OAB-PA comemora 20 anos da Lei Maria da Penha e destaca a atuação da CMA durante o Agosto Lilás  

A Lei representa um marco na proteção às mulheres e no fortalecendo da rede de enfrentamento à violência doméstica e familiar 

Há 20 anos, a Lei Maria da Penha (Lei nº 11.340/2006) transformou a forma como o Brasil enfrenta a violência doméstica e familiar contra as mulheres. Sancionada em 7 de agosto de 2006, a legislação é considerada um dos mais importantes passos legais de proteção aos direitos das mulheres e, duas décadas depois, segue sendo referência nacional e internacional no combate à violência de gênero.

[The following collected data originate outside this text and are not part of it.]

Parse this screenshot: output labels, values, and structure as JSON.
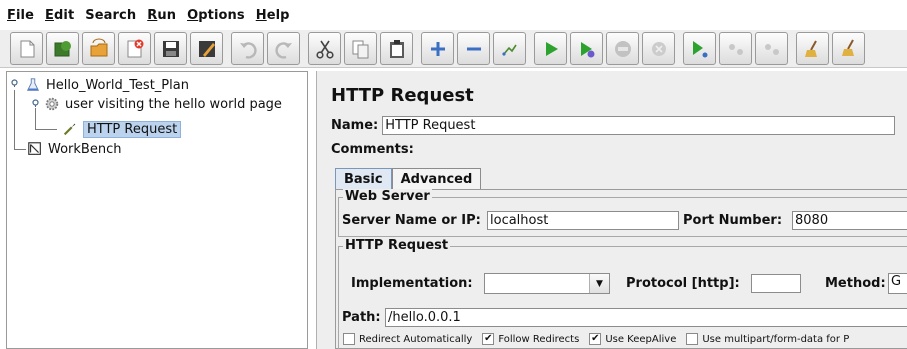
{
  "menubar": {
    "items": [
      {
        "mnemonic": "F",
        "rest": "ile"
      },
      {
        "mnemonic": "E",
        "rest": "dit"
      },
      {
        "mnemonic": "",
        "rest": "Search"
      },
      {
        "mnemonic": "R",
        "rest": "un"
      },
      {
        "mnemonic": "O",
        "rest": "ptions"
      },
      {
        "mnemonic": "H",
        "rest": "elp"
      }
    ]
  },
  "toolbar": {
    "icons": [
      "new-icon",
      "templates-icon",
      "open-icon",
      "close-icon",
      "save-icon",
      "save-as-icon",
      "undo-icon",
      "redo-icon",
      "cut-icon",
      "copy-icon",
      "paste-icon",
      "expand-icon",
      "collapse-icon",
      "toggle-icon",
      "start-icon",
      "start-no-pause-icon",
      "stop-icon",
      "shutdown-icon",
      "remote-start-icon",
      "remote-stop-icon",
      "remote-shutdown-icon",
      "clear-icon",
      "clear-all-icon"
    ]
  },
  "tree": {
    "test_plan": "Hello_World_Test_Plan",
    "thread_group": "user visiting the hello world page",
    "sampler": "HTTP Request",
    "workbench": "WorkBench"
  },
  "panel": {
    "title": "HTTP Request",
    "name_label": "Name:",
    "name_value": "HTTP Request",
    "comments_label": "Comments:",
    "tabs": {
      "basic": "Basic",
      "advanced": "Advanced"
    },
    "web_server": {
      "legend": "Web Server",
      "server_label": "Server Name or IP:",
      "server_value": "localhost",
      "port_label": "Port Number:",
      "port_value": "8080"
    },
    "http_request": {
      "legend": "HTTP Request",
      "implementation_label": "Implementation:",
      "implementation_value": "",
      "protocol_label": "Protocol [http]:",
      "protocol_value": "",
      "method_label": "Method:",
      "method_value": "G",
      "path_label": "Path:",
      "path_value": "/hello.0.0.1"
    },
    "checkboxes": [
      {
        "label": "Redirect Automatically",
        "checked": false
      },
      {
        "label": "Follow Redirects",
        "checked": true
      },
      {
        "label": "Use KeepAlive",
        "checked": true
      },
      {
        "label": "Use multipart/form-data for P",
        "checked": false
      }
    ]
  }
}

A data também integra a programação do Agosto Lilás, campanha instituída nacionalmente pela Lei nº 14.448/2022, que promove ações de conscientização, prevenção e enfrentamento à violência contra a mulher em todo o país.

Criada após anos de luta de Maria da Penha Maia Fernandes, vítima de violência doméstica, por justiça, a lei surgiu como resposta à condenação do Estado brasileiro pela Comissão Interamericana de Direitos Humanos, em razão da demora na responsabilização do  seu agressor. A partir desse caso, o Brasil passou a contar com uma legislação que não apenas pune os autores da violência, mas estabelece mecanismos de prevenção, proteção e assistência às vítimas.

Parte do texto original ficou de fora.